Coronavirus: l’Italie coupée du monde

Après une visioconférence avec les dirigeants de l’Union européenne le 10 mars, la Commission européenne a décidé – enfin – de réaliser une «Corona Response Investment Initiative» d’une valeur totale de 25 milliards d’euros et destinée aux systèmes de santé, aux PME, aux marchés du travail et aux autres parties vulnérables de nos économies. La coordination des mesures entre les pays de l’Union commence également avec une conférence téléphonique quotidienne avec les ministres de la santé et de l’intérieur et la mise en place d’une équipe d’épidémiologistes et de virologues des différents États membres pour la création de lignes directrices européennes.

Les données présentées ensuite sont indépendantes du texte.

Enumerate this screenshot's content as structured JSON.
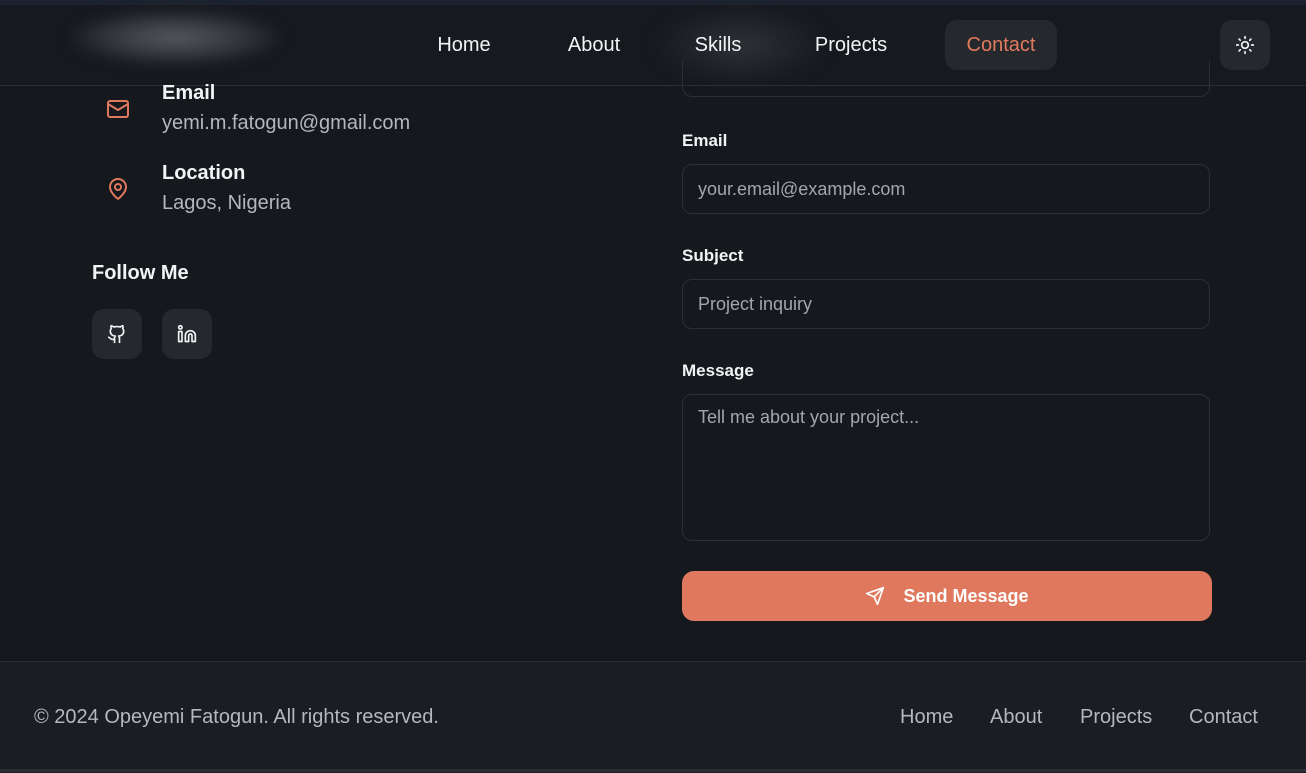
{
  "nav": {
    "links": [
      "Home",
      "About",
      "Skills",
      "Projects",
      "Contact"
    ],
    "active": "Contact"
  },
  "contact_info": {
    "email": {
      "label": "Email",
      "value": "yemi.m.fatogun@gmail.com"
    },
    "location": {
      "label": "Location",
      "value": "Lagos, Nigeria"
    }
  },
  "follow": {
    "title": "Follow Me",
    "icons": [
      "github-icon",
      "linkedin-icon"
    ]
  },
  "form": {
    "email_label": "Email",
    "email_placeholder": "your.email@example.com",
    "subject_label": "Subject",
    "subject_placeholder": "Project inquiry",
    "message_label": "Message",
    "message_placeholder": "Tell me about your project...",
    "submit_label": "Send Message"
  },
  "footer": {
    "copyright": "© 2024 Opeyemi Fatogun. All rights reserved.",
    "links": [
      "Home",
      "About",
      "Projects",
      "Contact"
    ]
  },
  "colors": {
    "accent": "#e07a5f",
    "background": "#15181d",
    "surface": "#25282d"
  }
}
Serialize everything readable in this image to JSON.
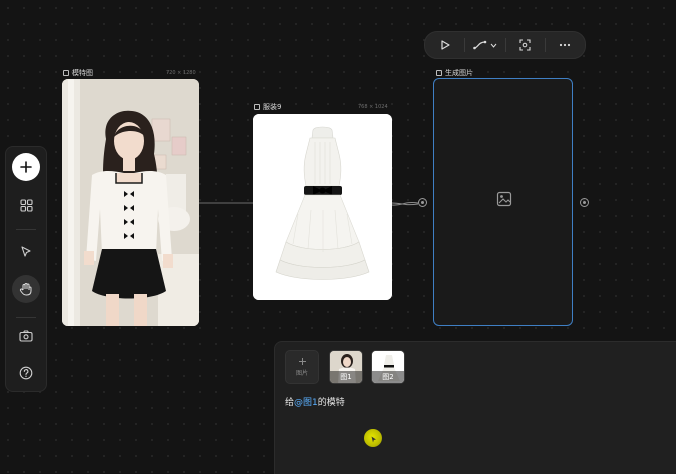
{
  "toolbar": {
    "icons": [
      "play-icon",
      "curve-icon",
      "chevron-down-icon",
      "focus-icon",
      "more-icon"
    ]
  },
  "nodes": {
    "model": {
      "label": "模特图",
      "dims": "720 × 1280"
    },
    "dress": {
      "label": "服装9",
      "dims": "768 × 1024"
    },
    "output": {
      "label": "生成图片"
    }
  },
  "left_toolbar": {
    "items": [
      "add-icon",
      "grid-icon",
      "pointer-icon",
      "hand-icon",
      "camera-icon",
      "help-icon"
    ]
  },
  "prompt": {
    "add_label": "图片",
    "thumb1_label": "图1",
    "thumb2_label": "图2",
    "text_prefix": "给",
    "mention": "@图1",
    "text_suffix": "的模特"
  },
  "colors": {
    "accent": "#5ab0ff",
    "output_border": "#3f7fc4",
    "cursor": "#d4d400"
  }
}
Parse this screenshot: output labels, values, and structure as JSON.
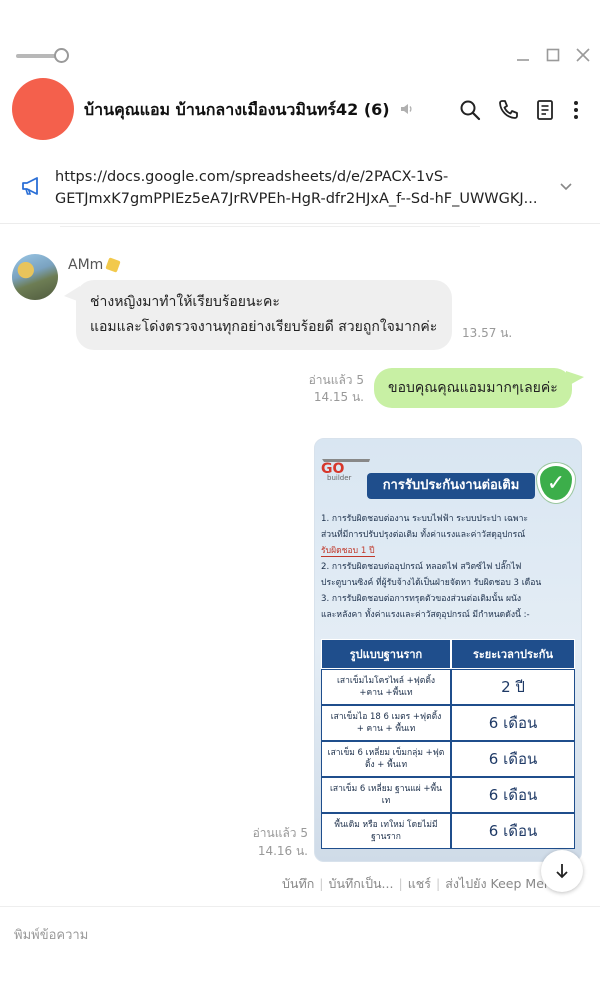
{
  "window": {
    "controls": [
      "minimize",
      "maximize",
      "close"
    ]
  },
  "header": {
    "title": "บ้านคุณแอม บ้านกลางเมืองนวมินทร์42 (6)",
    "avatar_color": "#f4604c",
    "icons": [
      "mute-icon",
      "search-icon",
      "phone-icon",
      "notes-icon",
      "more-icon"
    ]
  },
  "announcement": {
    "line1": "https://docs.google.com/spreadsheets/d/e/2PACX-1vS-",
    "line2": "GETJmxK7gmPPIEz5eA7JrRVPEh-HgR-dfr2HJxA_f--Sd-hF_UWWGKJ..."
  },
  "messages": {
    "incoming": {
      "sender": "AMm",
      "line1": "ช่างหญิงมาทำให้เรียบร้อยนะคะ",
      "line2": "แอมและโด่งตรวจงานทุกอย่างเรียบร้อยดี สวยถูกใจมากค่ะ",
      "time": "13.57 น."
    },
    "outgoing_text": {
      "read": "อ่านแล้ว 5",
      "time": "14.15 น.",
      "text": "ขอบคุณคุณแอมมากๆเลยค่ะ"
    },
    "outgoing_image": {
      "read": "อ่านแล้ว 5",
      "time": "14.16 น.",
      "logo": "GO",
      "logo_sub": "builder",
      "title": "การรับประกันงานต่อเติม",
      "body": [
        "1. การรับผิดชอบต่องาน ระบบไฟฟ้า ระบบประปา เฉพาะ",
        "ส่วนที่มีการปรับปรุงต่อเติม ทั้งค่าแรงและค่าวัสดุอุปกรณ์",
        "รับผิดชอบ 1 ปี",
        "2. การรับผิดชอบต่ออุปกรณ์ หลอดไฟ สวิตซ์ไฟ ปลั๊กไฟ",
        "ประตูบานซิงค์ ที่ผู้รับจ้างได้เป็นฝ่ายจัดหา รับผิดชอบ 3 เดือน",
        "3. การรับผิดชอบต่อการทรุดตัวของส่วนต่อเติมนั้น ผนัง",
        "และหลังคา ทั้งค่าแรงและค่าวัสดุอุปกรณ์ มีกำหนดดังนี้ :-"
      ],
      "table": {
        "headers": [
          "รูปแบบฐานราก",
          "ระยะเวลาประกัน"
        ],
        "rows": [
          {
            "type": "เสาเข็มไมโครไพล์ +ฟุตติ้ง +คาน +พื้นเท",
            "period": "2 ปี"
          },
          {
            "type": "เสาเข็มไอ 18 6 เมตร +ฟุตติ้ง + คาน + พื้นเท",
            "period": "6 เดือน"
          },
          {
            "type": "เสาเข็ม 6 เหลี่ยม เข็มกลุ่ม +ฟุตติ้ง + พื้นเท",
            "period": "6 เดือน"
          },
          {
            "type": "เสาเข็ม 6 เหลี่ยม ฐานแผ่ +พื้นเท",
            "period": "6 เดือน"
          },
          {
            "type": "พื้นเดิม หรือ เทใหม่ โดยไม่มีฐานราก",
            "period": "6 เดือน"
          }
        ]
      }
    },
    "actions": [
      "บันทึก",
      "บันทึกเป็น...",
      "แชร์",
      "ส่งไปยัง Keep Memo"
    ]
  },
  "input": {
    "placeholder": "พิมพ์ข้อความ"
  },
  "colors": {
    "incoming_bubble": "#efefef",
    "outgoing_bubble": "#c8f0a4",
    "accent_blue": "#1f4e8c"
  }
}
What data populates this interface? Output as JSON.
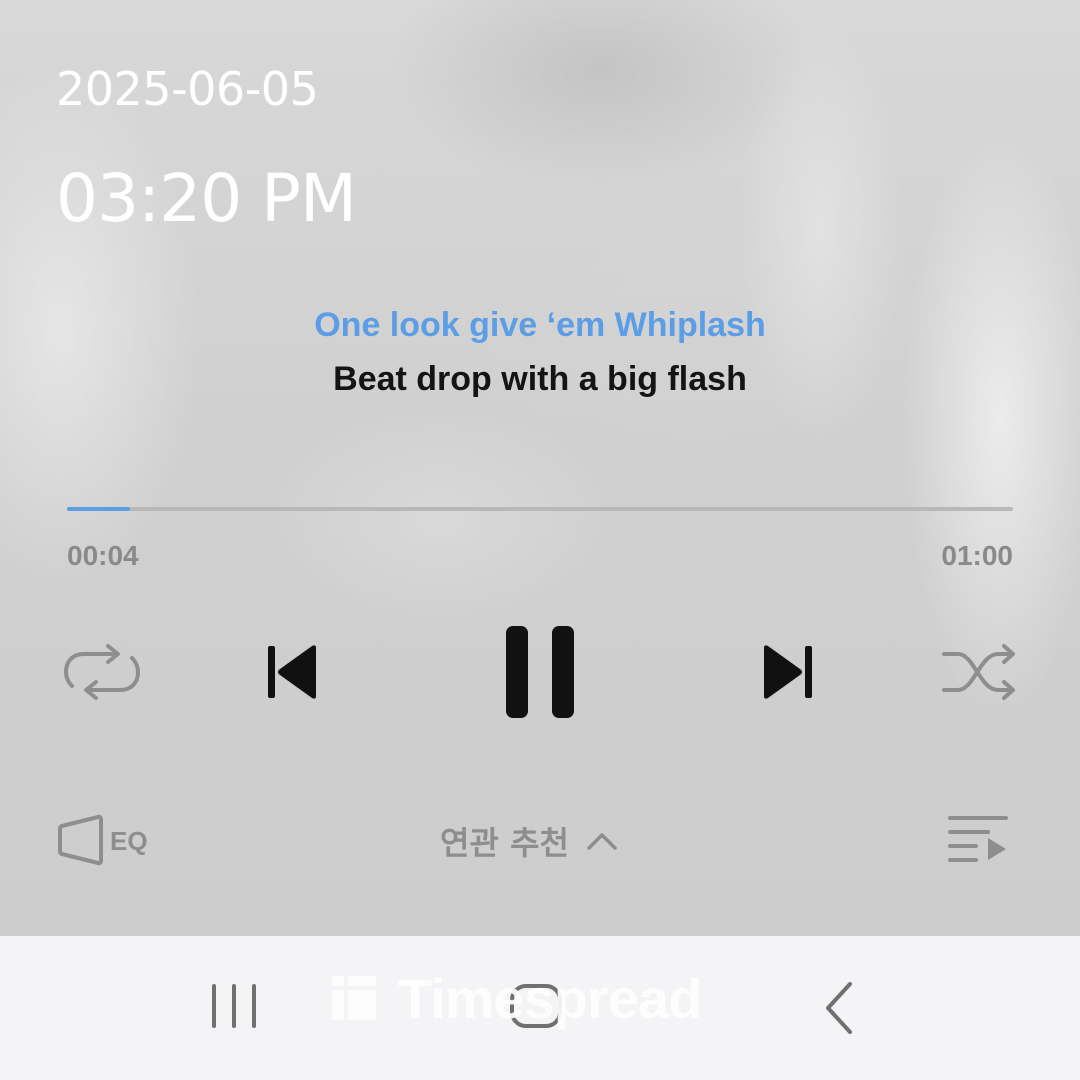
{
  "status": {
    "date": "2025-06-05",
    "time": "03:20 PM"
  },
  "lyrics": {
    "current_line": "One look give ‘em Whiplash",
    "next_line": "Beat drop with a big flash"
  },
  "playback": {
    "elapsed": "00:04",
    "total": "01:00",
    "progress_fraction": 0.067,
    "state": "playing"
  },
  "controls": {
    "repeat_icon": "repeat-icon",
    "previous_icon": "skip-previous-icon",
    "play_pause_icon": "pause-icon",
    "next_icon": "skip-next-icon",
    "shuffle_icon": "shuffle-icon"
  },
  "bottom_bar": {
    "eq_label": "EQ",
    "related_label": "연관 추천",
    "related_icon": "chevron-up-icon",
    "playlist_icon": "playlist-icon"
  },
  "navbar": {
    "recent_apps_icon": "recent-apps-icon",
    "home_icon": "home-icon",
    "back_icon": "back-icon"
  },
  "watermark": {
    "text": "Timespread"
  },
  "colors": {
    "accent": "#5c9ee6",
    "primary_text": "#141414",
    "secondary_text": "#8a8a8a",
    "overlay_text": "#ffffff",
    "nav_background": "#f4f4f6"
  }
}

On ne peut qu’espérer qu’il n’est pas trop tard, et en tant que citoyenne européenne qui vit en Italie depuis des années mais dont les membres de sa famille immédiate sont dispersés de la Belgique au Danemark à New York, je vais vous expliquer pourquoi. Alors que le coronavirus est dans la presse et les esprits italiens depuis plus d’un mois, j’ai regardé avec étonnement, incrédulité et même impatience les nouvelles que les médias étrangers ont données de ce qui se passait dans notre pays, ainsi que la quasi « nonchalance » avec laquelle cela a été dit. « Anomalie » italienne dont ils se croyaient immunisés. Lorsque, lors de discussions avec des parents et amis en Belgique, j’ai essayé d’expliquer ce qui se passait, de la Chine à l’Italie, il y avait un fond constant d’accusations de « panique infondée » et de dérision, d’émotions reflétées dans les déclarations du gouvernement et les nouvelles. dans les journaux. C’était un « spectacle loin de leur lit » comme le dit l’expression flamande, et au mieux la crise italienne était due à « l’incapacité et l’exagération italiennes habituelles ».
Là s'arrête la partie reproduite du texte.